Those who enjoy exciting, fast-paced, audience-friendly competition will be doing cartwheels when Gannon University’s new acrobatics and tumbling program kicks off its first season this spring.
Gannon is one of only 10 institutions in the United States to sponsor an acrobatics and tumbling team, and practices are already underway for its 20 student-athletes.
The team found an experienced head coach in University of Oregon All-American Chelsea Shaw. A four-year letterman, Shaw helped Oregon win back-to-back national championships in 2011 and 2012.
Acrobatics and tumbling combines various elements of gymnastics – balance, flexibility, power, strength and coordination. Athletes wear form-fitting jerseys and shorts similar to volleyball uniforms as well as pliable gloves.
Meets are usually between two teams and last 90 minutes. They are broken into six segments – compulsory, acro, pyramid, toss, tumbling and team – which consist of several “heats.” Aside from team, just a few players participate in each event.
Compulsory requires that both teams perform the same moves, creating a level playing field. Acro focuses on gymnastics, and pyramid allows each team to form pyramid structures. In toss and tumbling, the women get airborne. Finally, the team puts everything together in a synchronized, two-minute routine. Scores are based on the execution of skills.
“Half of my job is just going around educating people because people simply don’t know,” Shaw said. “It’s brand new.”
Paisley Moses, a freshman undeclared major and Eugene, Ore., native, switched from competitive cheerleading to tumbling and acrobatics.
“I wanted to do this sport because I’ve watched Oregon do it,” she said. “I thought it was really cool and I wanted to be part of a program like that.”
Likewise, Ciara Rand was a competitive cheerleader in her hometown of Goodyear, Ariz., before coming to Gannon.
“I thought it was a really neat opportunity,” the freshman pre-med major said. “We could still do what we’ve done for a long time but at a collegiate level.”
Moses, Rand and their teammates practice five days a week – sometimes as early as 6 a.m. – and lift weights three days a week. The weightlifting is crucial, Shaw said, for the girls to be able to lift one another.
“It’s new for a lot of them,” Shaw said. “They’re trying to adjust to the schedule, but they’re all doing really well. And we train smart, so on days that we lift and run heavy, we don’t do a lot of impact at practice.”
Gannon’s Director of Athletics Mark Richard expressed his enthusiasm for the new program to Gannon Sports.
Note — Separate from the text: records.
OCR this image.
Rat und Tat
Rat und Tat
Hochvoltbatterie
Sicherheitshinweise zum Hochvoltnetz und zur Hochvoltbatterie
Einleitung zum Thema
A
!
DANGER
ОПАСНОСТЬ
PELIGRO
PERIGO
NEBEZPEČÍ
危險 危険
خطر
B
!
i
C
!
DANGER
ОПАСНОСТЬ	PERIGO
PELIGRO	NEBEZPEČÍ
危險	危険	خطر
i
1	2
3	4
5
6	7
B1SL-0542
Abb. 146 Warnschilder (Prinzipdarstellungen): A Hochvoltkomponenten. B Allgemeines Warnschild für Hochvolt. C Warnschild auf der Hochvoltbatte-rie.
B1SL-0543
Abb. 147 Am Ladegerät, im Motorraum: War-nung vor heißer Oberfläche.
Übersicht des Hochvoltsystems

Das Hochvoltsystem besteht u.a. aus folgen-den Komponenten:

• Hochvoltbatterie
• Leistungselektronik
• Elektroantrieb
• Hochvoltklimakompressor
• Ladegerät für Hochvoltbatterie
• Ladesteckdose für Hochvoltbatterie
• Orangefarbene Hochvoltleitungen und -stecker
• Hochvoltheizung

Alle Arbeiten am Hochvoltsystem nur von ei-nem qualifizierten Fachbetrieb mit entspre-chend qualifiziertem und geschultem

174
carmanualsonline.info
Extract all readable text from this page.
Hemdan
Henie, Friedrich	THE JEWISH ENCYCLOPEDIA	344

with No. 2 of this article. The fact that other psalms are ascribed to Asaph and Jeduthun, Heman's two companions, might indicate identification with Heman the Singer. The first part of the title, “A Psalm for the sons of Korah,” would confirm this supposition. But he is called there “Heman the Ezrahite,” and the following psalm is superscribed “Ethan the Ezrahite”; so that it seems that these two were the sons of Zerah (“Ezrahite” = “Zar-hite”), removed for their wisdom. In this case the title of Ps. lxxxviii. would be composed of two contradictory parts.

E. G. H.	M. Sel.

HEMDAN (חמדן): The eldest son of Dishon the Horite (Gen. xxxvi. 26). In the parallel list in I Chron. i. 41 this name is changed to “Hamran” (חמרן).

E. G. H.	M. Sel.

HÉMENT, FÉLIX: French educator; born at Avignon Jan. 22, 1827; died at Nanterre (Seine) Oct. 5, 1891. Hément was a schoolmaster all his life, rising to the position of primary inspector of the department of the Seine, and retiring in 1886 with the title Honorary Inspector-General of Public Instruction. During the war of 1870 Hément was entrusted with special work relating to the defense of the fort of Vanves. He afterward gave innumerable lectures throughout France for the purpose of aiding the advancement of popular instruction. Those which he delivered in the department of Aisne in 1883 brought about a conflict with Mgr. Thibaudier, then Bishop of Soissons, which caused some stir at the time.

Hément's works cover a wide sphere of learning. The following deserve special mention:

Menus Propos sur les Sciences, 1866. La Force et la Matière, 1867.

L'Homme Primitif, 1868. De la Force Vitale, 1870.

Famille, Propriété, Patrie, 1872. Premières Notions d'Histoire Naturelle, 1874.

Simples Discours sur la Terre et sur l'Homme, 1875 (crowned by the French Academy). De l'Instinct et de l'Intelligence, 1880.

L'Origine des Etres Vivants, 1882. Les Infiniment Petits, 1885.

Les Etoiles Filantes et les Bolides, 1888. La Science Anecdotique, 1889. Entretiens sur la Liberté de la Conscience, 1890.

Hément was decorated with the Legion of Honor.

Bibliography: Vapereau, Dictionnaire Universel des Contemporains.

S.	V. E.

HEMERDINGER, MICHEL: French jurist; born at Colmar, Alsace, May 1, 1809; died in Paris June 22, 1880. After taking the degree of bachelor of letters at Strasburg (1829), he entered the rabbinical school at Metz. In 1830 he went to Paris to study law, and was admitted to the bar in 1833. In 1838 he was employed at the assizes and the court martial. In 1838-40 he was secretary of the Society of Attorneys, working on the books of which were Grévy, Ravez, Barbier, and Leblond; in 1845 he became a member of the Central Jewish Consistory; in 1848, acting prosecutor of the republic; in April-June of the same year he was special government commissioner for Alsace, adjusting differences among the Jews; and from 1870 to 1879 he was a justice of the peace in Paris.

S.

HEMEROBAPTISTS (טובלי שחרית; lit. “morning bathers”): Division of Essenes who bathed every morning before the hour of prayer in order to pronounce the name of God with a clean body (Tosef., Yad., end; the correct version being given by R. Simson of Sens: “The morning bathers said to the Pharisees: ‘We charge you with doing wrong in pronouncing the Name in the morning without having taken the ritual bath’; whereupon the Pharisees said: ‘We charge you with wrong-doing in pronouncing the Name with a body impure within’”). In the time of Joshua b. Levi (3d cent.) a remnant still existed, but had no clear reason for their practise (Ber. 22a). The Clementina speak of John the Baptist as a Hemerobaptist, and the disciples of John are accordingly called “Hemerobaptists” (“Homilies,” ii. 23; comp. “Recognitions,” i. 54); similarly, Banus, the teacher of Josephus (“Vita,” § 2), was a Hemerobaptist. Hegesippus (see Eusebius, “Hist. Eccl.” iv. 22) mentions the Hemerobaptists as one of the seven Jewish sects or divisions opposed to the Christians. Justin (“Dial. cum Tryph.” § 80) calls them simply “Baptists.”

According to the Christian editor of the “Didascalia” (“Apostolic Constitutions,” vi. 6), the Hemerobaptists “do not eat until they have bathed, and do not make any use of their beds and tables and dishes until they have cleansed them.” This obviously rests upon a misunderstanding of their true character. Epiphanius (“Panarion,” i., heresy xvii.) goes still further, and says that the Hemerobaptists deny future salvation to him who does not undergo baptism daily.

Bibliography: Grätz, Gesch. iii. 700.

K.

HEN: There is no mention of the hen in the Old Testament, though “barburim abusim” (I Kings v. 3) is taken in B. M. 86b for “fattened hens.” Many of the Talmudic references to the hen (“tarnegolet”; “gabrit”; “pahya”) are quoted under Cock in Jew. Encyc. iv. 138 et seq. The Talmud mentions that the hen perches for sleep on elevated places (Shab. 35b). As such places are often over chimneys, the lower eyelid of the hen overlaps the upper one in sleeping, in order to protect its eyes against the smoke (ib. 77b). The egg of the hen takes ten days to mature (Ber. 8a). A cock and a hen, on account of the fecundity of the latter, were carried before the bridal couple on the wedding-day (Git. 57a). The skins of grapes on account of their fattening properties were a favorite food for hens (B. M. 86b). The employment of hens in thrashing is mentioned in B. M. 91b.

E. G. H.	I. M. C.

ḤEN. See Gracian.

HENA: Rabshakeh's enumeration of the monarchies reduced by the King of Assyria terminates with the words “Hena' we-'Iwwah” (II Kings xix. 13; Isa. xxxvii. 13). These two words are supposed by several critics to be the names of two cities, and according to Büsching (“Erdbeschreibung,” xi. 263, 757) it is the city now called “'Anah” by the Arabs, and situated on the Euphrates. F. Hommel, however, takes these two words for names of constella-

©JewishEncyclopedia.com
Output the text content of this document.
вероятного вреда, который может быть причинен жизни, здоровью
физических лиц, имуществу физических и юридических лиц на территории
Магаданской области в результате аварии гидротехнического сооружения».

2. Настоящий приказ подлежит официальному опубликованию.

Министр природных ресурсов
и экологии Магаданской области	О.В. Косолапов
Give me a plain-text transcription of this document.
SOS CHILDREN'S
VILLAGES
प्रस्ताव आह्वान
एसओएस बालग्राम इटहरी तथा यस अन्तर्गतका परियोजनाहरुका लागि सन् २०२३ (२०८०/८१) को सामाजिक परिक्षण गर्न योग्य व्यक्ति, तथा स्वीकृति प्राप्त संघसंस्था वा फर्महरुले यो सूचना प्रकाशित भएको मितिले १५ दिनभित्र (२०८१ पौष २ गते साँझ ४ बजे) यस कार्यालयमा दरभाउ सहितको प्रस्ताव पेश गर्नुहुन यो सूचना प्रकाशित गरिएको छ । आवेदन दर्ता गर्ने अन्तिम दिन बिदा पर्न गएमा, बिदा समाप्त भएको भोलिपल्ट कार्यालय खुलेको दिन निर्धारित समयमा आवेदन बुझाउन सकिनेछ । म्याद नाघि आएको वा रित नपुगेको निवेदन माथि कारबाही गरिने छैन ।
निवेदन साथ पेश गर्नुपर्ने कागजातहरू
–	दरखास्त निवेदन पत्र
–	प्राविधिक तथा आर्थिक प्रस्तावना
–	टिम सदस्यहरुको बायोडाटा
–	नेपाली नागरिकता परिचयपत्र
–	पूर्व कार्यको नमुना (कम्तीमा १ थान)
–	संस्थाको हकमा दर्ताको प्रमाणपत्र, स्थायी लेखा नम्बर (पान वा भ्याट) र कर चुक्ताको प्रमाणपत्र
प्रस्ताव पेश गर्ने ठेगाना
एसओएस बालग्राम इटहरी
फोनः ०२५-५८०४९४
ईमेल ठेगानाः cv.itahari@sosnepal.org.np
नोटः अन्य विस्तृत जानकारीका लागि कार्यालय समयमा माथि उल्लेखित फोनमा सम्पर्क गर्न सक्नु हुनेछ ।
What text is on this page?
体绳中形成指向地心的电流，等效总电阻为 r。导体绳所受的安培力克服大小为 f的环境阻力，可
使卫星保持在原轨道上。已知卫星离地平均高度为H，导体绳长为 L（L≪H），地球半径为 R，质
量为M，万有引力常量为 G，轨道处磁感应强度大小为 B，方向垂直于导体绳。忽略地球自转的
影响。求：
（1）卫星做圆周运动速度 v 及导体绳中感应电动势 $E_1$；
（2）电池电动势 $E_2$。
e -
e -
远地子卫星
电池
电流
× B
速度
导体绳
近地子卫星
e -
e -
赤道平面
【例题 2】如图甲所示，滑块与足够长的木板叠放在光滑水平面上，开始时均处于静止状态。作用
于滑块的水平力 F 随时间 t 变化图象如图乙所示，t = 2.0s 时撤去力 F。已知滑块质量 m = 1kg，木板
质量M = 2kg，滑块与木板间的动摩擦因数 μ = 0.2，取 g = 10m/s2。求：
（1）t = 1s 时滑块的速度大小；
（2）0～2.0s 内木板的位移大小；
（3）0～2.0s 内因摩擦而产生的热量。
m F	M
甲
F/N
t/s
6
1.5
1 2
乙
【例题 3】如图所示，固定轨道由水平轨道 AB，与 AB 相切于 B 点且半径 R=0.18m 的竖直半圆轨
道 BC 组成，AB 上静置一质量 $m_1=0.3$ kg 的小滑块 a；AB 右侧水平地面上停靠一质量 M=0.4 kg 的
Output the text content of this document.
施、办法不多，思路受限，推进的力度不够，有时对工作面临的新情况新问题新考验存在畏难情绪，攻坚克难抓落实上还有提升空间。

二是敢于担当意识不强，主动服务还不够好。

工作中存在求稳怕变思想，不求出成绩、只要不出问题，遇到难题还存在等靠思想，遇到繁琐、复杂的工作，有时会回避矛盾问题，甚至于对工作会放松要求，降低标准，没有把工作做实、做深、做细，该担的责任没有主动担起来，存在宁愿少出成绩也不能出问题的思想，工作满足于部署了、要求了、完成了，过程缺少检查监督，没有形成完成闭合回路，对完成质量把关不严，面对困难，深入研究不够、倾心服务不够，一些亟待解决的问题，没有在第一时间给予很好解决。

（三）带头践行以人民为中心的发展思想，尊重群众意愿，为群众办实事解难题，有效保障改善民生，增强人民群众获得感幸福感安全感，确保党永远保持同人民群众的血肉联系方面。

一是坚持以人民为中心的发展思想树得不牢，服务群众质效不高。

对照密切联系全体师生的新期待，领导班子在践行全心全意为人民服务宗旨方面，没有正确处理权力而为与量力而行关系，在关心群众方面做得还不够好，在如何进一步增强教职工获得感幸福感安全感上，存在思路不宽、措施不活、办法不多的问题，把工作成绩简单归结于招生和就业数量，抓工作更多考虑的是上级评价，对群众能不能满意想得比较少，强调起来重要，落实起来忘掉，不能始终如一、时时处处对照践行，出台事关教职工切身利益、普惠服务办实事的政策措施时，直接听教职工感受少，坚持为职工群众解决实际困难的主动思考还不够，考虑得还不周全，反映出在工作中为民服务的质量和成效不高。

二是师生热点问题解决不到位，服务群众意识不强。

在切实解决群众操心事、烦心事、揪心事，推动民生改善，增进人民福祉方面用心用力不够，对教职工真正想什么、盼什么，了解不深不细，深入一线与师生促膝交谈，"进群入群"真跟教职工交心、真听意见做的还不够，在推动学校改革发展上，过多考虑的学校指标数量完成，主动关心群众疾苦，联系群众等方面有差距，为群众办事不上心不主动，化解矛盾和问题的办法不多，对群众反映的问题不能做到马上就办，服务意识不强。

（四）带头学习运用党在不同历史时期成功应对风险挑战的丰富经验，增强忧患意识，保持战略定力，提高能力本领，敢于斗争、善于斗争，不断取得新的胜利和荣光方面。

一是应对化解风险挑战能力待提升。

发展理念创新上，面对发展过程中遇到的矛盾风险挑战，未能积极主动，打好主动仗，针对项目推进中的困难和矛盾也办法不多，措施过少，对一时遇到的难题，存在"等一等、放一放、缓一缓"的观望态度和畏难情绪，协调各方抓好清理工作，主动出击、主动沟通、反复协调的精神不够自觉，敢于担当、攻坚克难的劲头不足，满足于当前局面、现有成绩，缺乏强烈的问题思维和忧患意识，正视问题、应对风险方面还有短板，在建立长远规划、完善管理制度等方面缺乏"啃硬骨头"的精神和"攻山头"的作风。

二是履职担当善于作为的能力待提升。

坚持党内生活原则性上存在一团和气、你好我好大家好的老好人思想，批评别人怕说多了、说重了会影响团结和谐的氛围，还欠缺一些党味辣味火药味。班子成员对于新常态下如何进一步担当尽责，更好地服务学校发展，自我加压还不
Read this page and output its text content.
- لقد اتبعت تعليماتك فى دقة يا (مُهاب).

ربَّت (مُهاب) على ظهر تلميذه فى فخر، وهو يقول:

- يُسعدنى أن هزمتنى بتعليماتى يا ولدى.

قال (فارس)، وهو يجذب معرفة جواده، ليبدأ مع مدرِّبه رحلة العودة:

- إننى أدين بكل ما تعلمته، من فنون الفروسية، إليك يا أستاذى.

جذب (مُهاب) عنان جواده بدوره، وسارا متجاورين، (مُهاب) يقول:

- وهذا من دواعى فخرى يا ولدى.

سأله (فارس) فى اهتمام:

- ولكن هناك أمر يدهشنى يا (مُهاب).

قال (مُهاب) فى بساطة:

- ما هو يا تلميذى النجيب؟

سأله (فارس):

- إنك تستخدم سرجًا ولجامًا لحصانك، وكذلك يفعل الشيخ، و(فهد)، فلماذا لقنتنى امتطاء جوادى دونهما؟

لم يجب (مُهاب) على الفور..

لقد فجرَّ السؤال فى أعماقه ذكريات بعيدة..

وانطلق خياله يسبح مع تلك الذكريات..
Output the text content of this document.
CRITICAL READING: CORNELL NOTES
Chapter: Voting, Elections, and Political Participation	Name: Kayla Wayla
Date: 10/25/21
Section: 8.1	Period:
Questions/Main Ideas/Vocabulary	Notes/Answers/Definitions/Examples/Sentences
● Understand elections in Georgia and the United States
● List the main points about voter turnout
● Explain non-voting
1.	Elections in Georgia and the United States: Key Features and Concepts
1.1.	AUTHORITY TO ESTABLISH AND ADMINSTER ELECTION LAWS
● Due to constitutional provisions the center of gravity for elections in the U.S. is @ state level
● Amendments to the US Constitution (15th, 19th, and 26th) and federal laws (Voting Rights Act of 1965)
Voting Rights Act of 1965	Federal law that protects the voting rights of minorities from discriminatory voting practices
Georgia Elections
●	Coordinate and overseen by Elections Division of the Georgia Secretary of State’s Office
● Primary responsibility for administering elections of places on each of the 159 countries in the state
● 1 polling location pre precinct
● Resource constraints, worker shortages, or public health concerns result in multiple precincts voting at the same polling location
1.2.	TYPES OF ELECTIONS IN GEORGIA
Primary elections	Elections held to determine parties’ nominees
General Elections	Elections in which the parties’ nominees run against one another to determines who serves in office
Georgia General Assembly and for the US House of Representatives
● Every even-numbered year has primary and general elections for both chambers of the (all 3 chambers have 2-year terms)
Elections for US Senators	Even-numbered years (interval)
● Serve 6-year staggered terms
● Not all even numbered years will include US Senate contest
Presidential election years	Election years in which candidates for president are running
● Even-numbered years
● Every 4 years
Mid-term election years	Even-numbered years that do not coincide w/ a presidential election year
“There has been an increased popularity and demand for the sport of acrobatics and tumbling during recent years,” Richard said. “This provides high school female student-athletes the opportunity to compete at the highest level as a Lady Knight.
“We are extremely excited to watch this sport grow and eventually become a fully sanctioned NCAA varsity sport.”
Throughout the season, Gannon will go up against three-time defending national champion University of Oregon, Alderson Broaddus (W.Va.), Azusa Pacific (Calif.), Baylor (Texas), Fairmont State (W.Va.), Hawai’i Pacific, King (Tenn.), Quinnipiac (Conn.) and Adrian (Mich.)
Gannon’s first meet will take place Feb. 9 at Quinnipiac University in Hamden, Conn.
“It’s such an honor for them to be here,” Shaw said, “and it’s an honor for me to be working with them. I’m excited to see how much we can accomplish this year.”